2013 Conference of the International Medical Geology Association (25–29 August 2013)

Paper No. 1
Presentation Time: 2:10 PM


MALONE, John B.1, NIETO, Prixia1, MISCHLER, Paula1, MARTINS, Moara1, MCCARROLL, Jennifer1, VOUNATSOU, Penelope2, SCHOLTE, Ronaldo2 and BAVIA, Maria E.3, (1)Pathobiological Sciences, Louisiana State University, Skip Bertman Drive, Veterinary Medicine Bldg, Baton Rouge, LA 70803, (2)Swiss TPH Institute, Basel, Switzerland, (3)Veterinary Epidemiology and Public Health, Universidade Federal da bahia, Escola de Medicina Veterinaria e Zootechnia, Salvador, Brazil, malone@vetmed.lsu.edu

Mapping and modeling methods were used to develop probability surfaces for 5 neglected tropical diseases (NTD) in Colombia, Brazil and Bolivia using climatic, environmental, census and poverty data. Health databases and socioeconomic data on Chagas disease, Leishmaniasis, Schistosomiasis, Leprosy, Lymphatic and Soil-Transmitted Helminths were obtained from government internet sites, literature review, local experts, and PAHO country representatives. Environmental/climatic data and poverty data were accessed via a password-protected FTP data portal in a uniform ASCII format (GCS, WGS 84, 1 km2) for analysis with health data by Maximum Entropy (Maxent) and ArcGIS software.

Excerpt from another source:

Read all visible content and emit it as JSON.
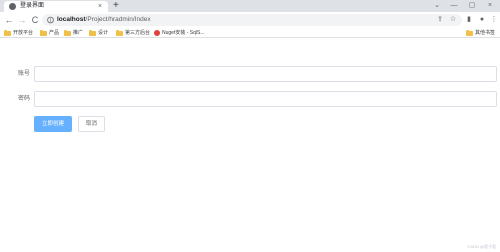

Ecological risk models were developed by Maxent at a disaggregation level (municipality scale) that allowed identification of the environmental variables and socioeconomic determinants (poverty) of health most associated with presence of the respective neglected tropical disease(s). Significant environmental and socioeconomic variables were identified by standard regression, correlation and variable inflation factor analysis. Maxent probability surfaces were generated to produce risk maps for each disease based on environmental and socioeconomic determinants separately, then as a ‘combined model’ of distribution in the environment weighted by indicators of poverty.

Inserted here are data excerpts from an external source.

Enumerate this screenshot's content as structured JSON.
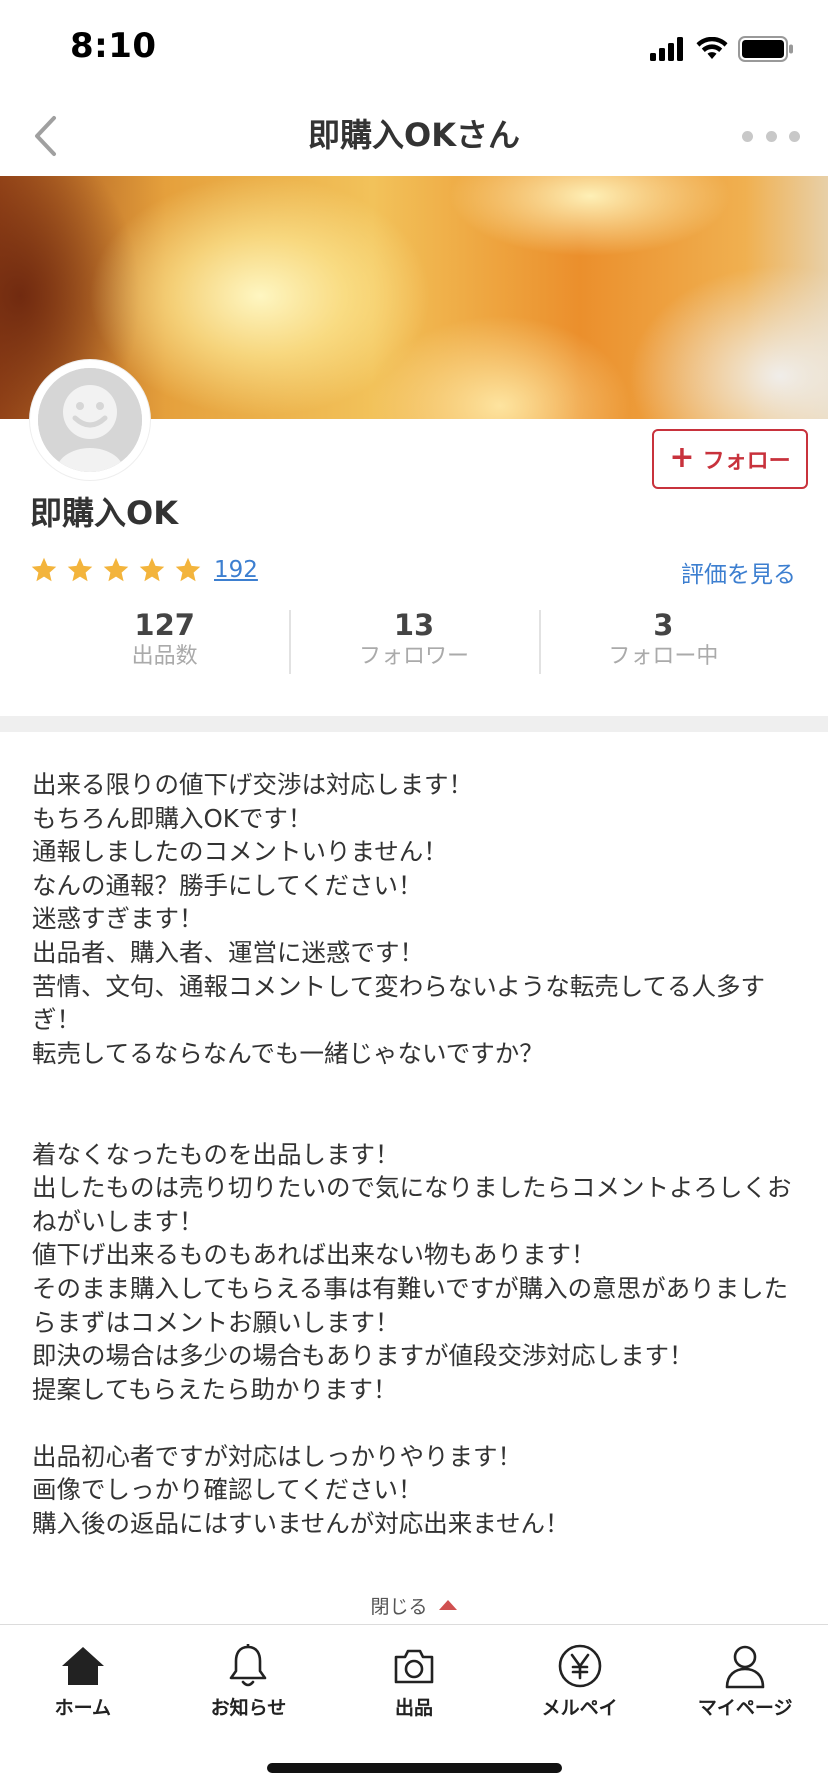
{
  "status_bar": {
    "time": "8:10"
  },
  "nav": {
    "title": "即購入OKさん"
  },
  "profile": {
    "name": "即購入OK",
    "follow_label": "フォロー",
    "rating_stars": 5,
    "rating_count": "192",
    "see_reviews": "評価を見る"
  },
  "stats": [
    {
      "value": "127",
      "label": "出品数"
    },
    {
      "value": "13",
      "label": "フォロワー"
    },
    {
      "value": "3",
      "label": "フォロー中"
    }
  ],
  "bio": "出来る限りの値下げ交渉は対応します！\nもちろん即購入OKです！\n通報しましたのコメントいりません！\nなんの通報？勝手にしてください！\n迷惑すぎます！\n出品者、購入者、運営に迷惑です！\n苦情、文句、通報コメントして変わらないような転売してる人多すぎ！\n転売してるならなんでも一緒じゃないですか？\n\n\n着なくなったものを出品します！\n出したものは売り切りたいので気になりましたらコメントよろしくおねがいします！\n値下げ出来るものもあれば出来ない物もあります！\nそのまま購入してもらえる事は有難いですが購入の意思がありましたらまずはコメントお願いします！\n即決の場合は多少の場合もありますが値段交渉対応します！\n提案してもらえたら助かります！\n\n出品初心者ですが対応はしっかりやります！\n画像でしっかり確認してください！\n購入後の返品にはすいませんが対応出来ません！",
  "close_label": "閉じる",
  "tabs": [
    {
      "label": "ホーム",
      "icon": "home-icon"
    },
    {
      "label": "お知らせ",
      "icon": "bell-icon"
    },
    {
      "label": "出品",
      "icon": "camera-icon"
    },
    {
      "label": "メルペイ",
      "icon": "yen-icon"
    },
    {
      "label": "マイページ",
      "icon": "person-icon"
    }
  ],
  "colors": {
    "accent": "#c8323c",
    "link": "#3d7fd0",
    "star": "#f3b43c"
  }
}
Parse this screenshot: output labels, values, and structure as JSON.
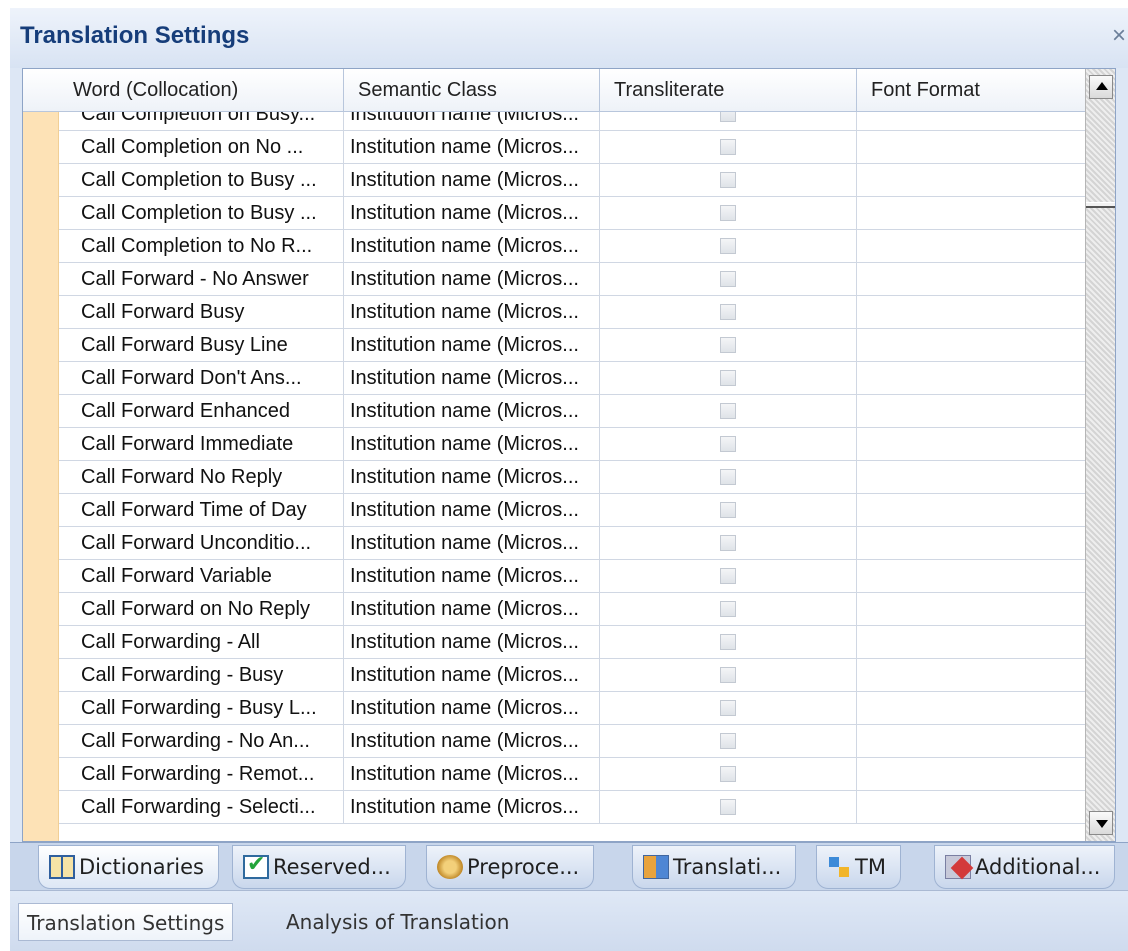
{
  "panel": {
    "title": "Translation Settings",
    "close_glyph": "×"
  },
  "grid": {
    "columns": [
      "Word (Collocation)",
      "Semantic Class",
      "Transliterate",
      "Font Format"
    ],
    "rows": [
      {
        "word": "Call Completion on Busy...",
        "semantic": "Institution name (Micros...",
        "transliterate": false,
        "font_format": ""
      },
      {
        "word": "Call Completion on No ...",
        "semantic": "Institution name (Micros...",
        "transliterate": false,
        "font_format": ""
      },
      {
        "word": "Call Completion to Busy ...",
        "semantic": "Institution name (Micros...",
        "transliterate": false,
        "font_format": ""
      },
      {
        "word": "Call Completion to Busy ...",
        "semantic": "Institution name (Micros...",
        "transliterate": false,
        "font_format": ""
      },
      {
        "word": "Call Completion to No R...",
        "semantic": "Institution name (Micros...",
        "transliterate": false,
        "font_format": ""
      },
      {
        "word": "Call Forward - No Answer",
        "semantic": "Institution name (Micros...",
        "transliterate": false,
        "font_format": ""
      },
      {
        "word": "Call Forward Busy",
        "semantic": "Institution name (Micros...",
        "transliterate": false,
        "font_format": ""
      },
      {
        "word": "Call Forward Busy Line",
        "semantic": "Institution name (Micros...",
        "transliterate": false,
        "font_format": ""
      },
      {
        "word": "Call Forward Don't Ans...",
        "semantic": "Institution name (Micros...",
        "transliterate": false,
        "font_format": ""
      },
      {
        "word": "Call Forward Enhanced",
        "semantic": "Institution name (Micros...",
        "transliterate": false,
        "font_format": ""
      },
      {
        "word": "Call Forward Immediate",
        "semantic": "Institution name (Micros...",
        "transliterate": false,
        "font_format": ""
      },
      {
        "word": "Call Forward No Reply",
        "semantic": "Institution name (Micros...",
        "transliterate": false,
        "font_format": ""
      },
      {
        "word": "Call Forward Time of Day",
        "semantic": "Institution name (Micros...",
        "transliterate": false,
        "font_format": ""
      },
      {
        "word": "Call Forward Unconditio...",
        "semantic": "Institution name (Micros...",
        "transliterate": false,
        "font_format": ""
      },
      {
        "word": "Call Forward Variable",
        "semantic": "Institution name (Micros...",
        "transliterate": false,
        "font_format": ""
      },
      {
        "word": "Call Forward on No Reply",
        "semantic": "Institution name (Micros...",
        "transliterate": false,
        "font_format": ""
      },
      {
        "word": "Call Forwarding - All",
        "semantic": "Institution name (Micros...",
        "transliterate": false,
        "font_format": ""
      },
      {
        "word": "Call Forwarding - Busy",
        "semantic": "Institution name (Micros...",
        "transliterate": false,
        "font_format": ""
      },
      {
        "word": "Call Forwarding - Busy L...",
        "semantic": "Institution name (Micros...",
        "transliterate": false,
        "font_format": ""
      },
      {
        "word": "Call Forwarding - No An...",
        "semantic": "Institution name (Micros...",
        "transliterate": false,
        "font_format": ""
      },
      {
        "word": "Call Forwarding - Remot...",
        "semantic": "Institution name (Micros...",
        "transliterate": false,
        "font_format": ""
      },
      {
        "word": "Call Forwarding - Selecti...",
        "semantic": "Institution name (Micros...",
        "transliterate": false,
        "font_format": ""
      }
    ]
  },
  "tool_tabs": [
    {
      "label": "Dictionaries",
      "icon": "dictionary-icon",
      "active": true
    },
    {
      "label": "Reserved...",
      "icon": "reserved-check-icon",
      "active": false
    },
    {
      "label": "Preproce...",
      "icon": "preprocessing-gear-icon",
      "active": false
    },
    {
      "label": "Translati...",
      "icon": "translation-icon",
      "active": false
    },
    {
      "label": "TM",
      "icon": "tm-icon",
      "active": false
    },
    {
      "label": "Additional...",
      "icon": "additional-tools-icon",
      "active": false
    }
  ],
  "bottom_tabs": [
    {
      "label": "Translation Settings",
      "active": true
    },
    {
      "label": "Analysis of Translation",
      "active": false
    }
  ],
  "colors": {
    "title_text": "#163d7a",
    "panel_bg": "#dde7f5",
    "row_header_strip": "#fde2b6",
    "grid_line": "#d0d7e3"
  }
}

Health data that were initially point data at the municipality level were used to produce Maxent disease probability surfaces at a 1km spatial resolution based on the most significant environmental and social determinants of each NTD of interest. Maxent models based on Worldclim, Bioclim or annual composite MODIS NDVI/LST data alone or in combination revealed similar probability surfaces with acceptable to excellent AUC values. The value of socioeconomic variable analysis for mapping probability of disease was disappointing due to the heterogeneity of municipality level data. Results indicate Maxent extrapolation models can be used to identify hidden/unknown/blind areas possibly existing in each country for NTD’s in the absence of complete data on the selected diseases. A 4-day short course was developed for use by PAHO in training health workers on operational use of ArcGIS and Maxent models for surveillance and control of NTD’s in Latin America.